On the levels of surveillance and infiltration of informers in all aspects of GDR life
I once saw a note on a Stasi file from early 1989 that I would never forget. In it a young lieutenant alerted his superiors to the fact that there were so many informers in church opposition groups at demonstrations that they were making these groups appear stronger than they really were. In one of the most beautiful ironies I have ever seen, he dutifully noted that it appeared that, by having swelled the ranks of the opposition, the Stasi was giving the people the heart to keep demonstrating against them.
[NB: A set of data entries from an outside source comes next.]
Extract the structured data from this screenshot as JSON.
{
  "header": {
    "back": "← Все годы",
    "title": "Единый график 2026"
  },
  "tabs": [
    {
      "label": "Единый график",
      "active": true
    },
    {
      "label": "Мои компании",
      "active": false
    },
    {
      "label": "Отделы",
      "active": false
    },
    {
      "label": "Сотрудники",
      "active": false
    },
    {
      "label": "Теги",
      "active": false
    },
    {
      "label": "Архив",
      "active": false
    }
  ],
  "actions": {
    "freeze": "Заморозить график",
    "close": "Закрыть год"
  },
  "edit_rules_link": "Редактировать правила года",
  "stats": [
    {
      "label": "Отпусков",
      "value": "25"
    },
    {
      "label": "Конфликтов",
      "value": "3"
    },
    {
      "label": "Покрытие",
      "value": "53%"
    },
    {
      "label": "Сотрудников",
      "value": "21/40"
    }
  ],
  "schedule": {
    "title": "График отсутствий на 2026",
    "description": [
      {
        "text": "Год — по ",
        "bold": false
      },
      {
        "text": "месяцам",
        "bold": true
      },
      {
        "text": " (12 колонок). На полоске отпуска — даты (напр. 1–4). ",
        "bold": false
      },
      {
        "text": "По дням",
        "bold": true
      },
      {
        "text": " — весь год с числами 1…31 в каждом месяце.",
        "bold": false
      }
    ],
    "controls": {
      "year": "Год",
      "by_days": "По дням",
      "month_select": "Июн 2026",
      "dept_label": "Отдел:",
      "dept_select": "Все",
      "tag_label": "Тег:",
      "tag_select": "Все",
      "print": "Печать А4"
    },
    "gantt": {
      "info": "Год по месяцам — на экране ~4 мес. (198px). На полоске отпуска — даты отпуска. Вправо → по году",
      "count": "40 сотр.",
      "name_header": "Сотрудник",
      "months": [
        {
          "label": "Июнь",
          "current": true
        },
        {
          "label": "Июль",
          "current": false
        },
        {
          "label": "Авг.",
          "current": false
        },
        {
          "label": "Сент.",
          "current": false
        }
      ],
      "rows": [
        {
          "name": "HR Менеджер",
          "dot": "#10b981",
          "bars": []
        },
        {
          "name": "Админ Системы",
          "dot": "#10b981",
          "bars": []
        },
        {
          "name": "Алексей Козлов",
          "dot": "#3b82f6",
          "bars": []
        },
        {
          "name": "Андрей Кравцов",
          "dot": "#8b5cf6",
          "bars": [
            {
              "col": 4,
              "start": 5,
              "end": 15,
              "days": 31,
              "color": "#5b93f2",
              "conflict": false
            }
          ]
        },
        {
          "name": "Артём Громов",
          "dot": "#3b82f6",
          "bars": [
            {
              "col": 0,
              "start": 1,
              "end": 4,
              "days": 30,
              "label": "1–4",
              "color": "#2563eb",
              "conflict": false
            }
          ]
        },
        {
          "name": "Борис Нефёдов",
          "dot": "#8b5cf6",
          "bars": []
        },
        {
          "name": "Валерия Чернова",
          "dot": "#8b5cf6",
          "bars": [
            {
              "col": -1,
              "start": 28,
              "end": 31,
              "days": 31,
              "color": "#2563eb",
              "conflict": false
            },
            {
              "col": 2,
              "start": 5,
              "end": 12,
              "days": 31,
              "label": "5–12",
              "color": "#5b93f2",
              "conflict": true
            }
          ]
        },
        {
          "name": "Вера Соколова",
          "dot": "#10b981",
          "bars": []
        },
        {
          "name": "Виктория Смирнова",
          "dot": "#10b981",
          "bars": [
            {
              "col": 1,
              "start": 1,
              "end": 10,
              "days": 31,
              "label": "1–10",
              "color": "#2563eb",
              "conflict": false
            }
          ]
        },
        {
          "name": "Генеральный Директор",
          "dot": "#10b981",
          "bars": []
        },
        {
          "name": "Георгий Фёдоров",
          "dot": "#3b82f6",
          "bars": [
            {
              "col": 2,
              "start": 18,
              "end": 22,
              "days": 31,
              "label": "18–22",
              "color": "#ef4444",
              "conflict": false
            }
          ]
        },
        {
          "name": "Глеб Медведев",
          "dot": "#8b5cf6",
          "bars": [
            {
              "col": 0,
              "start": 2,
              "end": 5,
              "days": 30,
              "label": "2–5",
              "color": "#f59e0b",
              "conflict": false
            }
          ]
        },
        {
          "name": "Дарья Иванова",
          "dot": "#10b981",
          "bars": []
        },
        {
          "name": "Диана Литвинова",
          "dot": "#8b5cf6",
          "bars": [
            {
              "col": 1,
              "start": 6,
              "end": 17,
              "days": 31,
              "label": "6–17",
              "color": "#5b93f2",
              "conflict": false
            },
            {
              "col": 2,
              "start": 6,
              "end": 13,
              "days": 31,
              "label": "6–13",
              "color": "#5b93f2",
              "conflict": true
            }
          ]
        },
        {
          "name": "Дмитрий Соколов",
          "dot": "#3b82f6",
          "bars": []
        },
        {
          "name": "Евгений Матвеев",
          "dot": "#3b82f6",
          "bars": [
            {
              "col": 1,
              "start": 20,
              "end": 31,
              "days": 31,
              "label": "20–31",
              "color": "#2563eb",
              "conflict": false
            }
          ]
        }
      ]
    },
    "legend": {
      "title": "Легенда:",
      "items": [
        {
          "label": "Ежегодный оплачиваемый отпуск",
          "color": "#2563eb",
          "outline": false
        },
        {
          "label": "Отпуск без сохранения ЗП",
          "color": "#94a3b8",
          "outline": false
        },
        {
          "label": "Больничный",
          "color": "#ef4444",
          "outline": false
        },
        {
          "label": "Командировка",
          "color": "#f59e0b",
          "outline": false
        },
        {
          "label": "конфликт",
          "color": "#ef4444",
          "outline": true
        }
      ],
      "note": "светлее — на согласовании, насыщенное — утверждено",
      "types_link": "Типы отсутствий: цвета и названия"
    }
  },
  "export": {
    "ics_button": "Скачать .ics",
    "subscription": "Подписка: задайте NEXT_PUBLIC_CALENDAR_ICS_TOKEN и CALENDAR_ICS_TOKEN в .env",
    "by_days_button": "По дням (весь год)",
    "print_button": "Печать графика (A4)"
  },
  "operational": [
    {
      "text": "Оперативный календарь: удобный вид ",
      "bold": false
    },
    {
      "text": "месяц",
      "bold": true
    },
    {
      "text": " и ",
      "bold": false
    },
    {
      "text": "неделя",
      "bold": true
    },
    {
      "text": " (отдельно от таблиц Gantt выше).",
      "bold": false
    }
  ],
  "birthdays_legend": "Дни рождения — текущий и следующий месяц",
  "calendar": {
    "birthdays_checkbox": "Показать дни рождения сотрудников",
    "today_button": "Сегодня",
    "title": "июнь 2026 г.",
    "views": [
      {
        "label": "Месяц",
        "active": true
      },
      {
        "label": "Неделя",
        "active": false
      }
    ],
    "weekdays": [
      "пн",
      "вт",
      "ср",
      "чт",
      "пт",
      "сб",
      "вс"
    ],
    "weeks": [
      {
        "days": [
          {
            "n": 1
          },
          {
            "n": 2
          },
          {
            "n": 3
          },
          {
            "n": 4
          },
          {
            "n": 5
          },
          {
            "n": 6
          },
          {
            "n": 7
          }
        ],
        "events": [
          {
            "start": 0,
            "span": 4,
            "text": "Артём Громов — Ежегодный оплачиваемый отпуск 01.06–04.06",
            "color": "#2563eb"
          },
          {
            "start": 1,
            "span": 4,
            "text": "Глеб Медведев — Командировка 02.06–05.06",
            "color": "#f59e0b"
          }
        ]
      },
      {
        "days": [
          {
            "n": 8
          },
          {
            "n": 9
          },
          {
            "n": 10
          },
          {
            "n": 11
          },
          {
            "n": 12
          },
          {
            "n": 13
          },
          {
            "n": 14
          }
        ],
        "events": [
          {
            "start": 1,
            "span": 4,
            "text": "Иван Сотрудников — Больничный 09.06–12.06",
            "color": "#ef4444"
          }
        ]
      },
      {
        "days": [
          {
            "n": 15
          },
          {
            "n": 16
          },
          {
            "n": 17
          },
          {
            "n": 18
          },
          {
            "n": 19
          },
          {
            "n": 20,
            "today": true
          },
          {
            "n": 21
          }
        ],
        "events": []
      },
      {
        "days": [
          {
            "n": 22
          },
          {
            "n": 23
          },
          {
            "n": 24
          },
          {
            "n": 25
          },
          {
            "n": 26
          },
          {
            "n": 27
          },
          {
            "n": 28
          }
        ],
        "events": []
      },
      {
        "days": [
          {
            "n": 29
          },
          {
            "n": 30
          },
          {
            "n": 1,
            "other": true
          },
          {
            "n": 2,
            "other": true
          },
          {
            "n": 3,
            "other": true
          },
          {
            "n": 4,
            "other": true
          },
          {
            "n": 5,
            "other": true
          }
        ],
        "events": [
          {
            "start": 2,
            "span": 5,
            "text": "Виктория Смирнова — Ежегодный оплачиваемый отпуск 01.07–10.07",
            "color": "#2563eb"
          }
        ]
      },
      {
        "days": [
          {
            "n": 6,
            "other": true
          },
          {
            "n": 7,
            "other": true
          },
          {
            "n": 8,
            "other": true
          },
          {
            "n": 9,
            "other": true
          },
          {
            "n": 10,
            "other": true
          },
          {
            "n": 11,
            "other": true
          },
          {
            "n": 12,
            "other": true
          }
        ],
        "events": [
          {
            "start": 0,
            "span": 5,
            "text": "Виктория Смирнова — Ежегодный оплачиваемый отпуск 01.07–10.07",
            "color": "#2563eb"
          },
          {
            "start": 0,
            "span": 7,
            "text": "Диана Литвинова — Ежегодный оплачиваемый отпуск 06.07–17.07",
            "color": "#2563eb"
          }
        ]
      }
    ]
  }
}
It also brought my attention to the "puzzle-women" of the File Authority. As the GDR collapsed the Stasi attempted to destroy by electronic shredder, and when those failed, by hand, the files it held on their own citizens. (which back to back would have stretched for more than 100 miles). The fragments from these were held in sacks and with the manpower available to piece them back together it would have taken more than 400 years to repair all the files that had been shredded (still more were not destroyed and are available for former East Germans to view - many now want to see their own files). The BBC News has a recent story about the switch to computers in the hope that the job will be completed sooner. It is fascinating.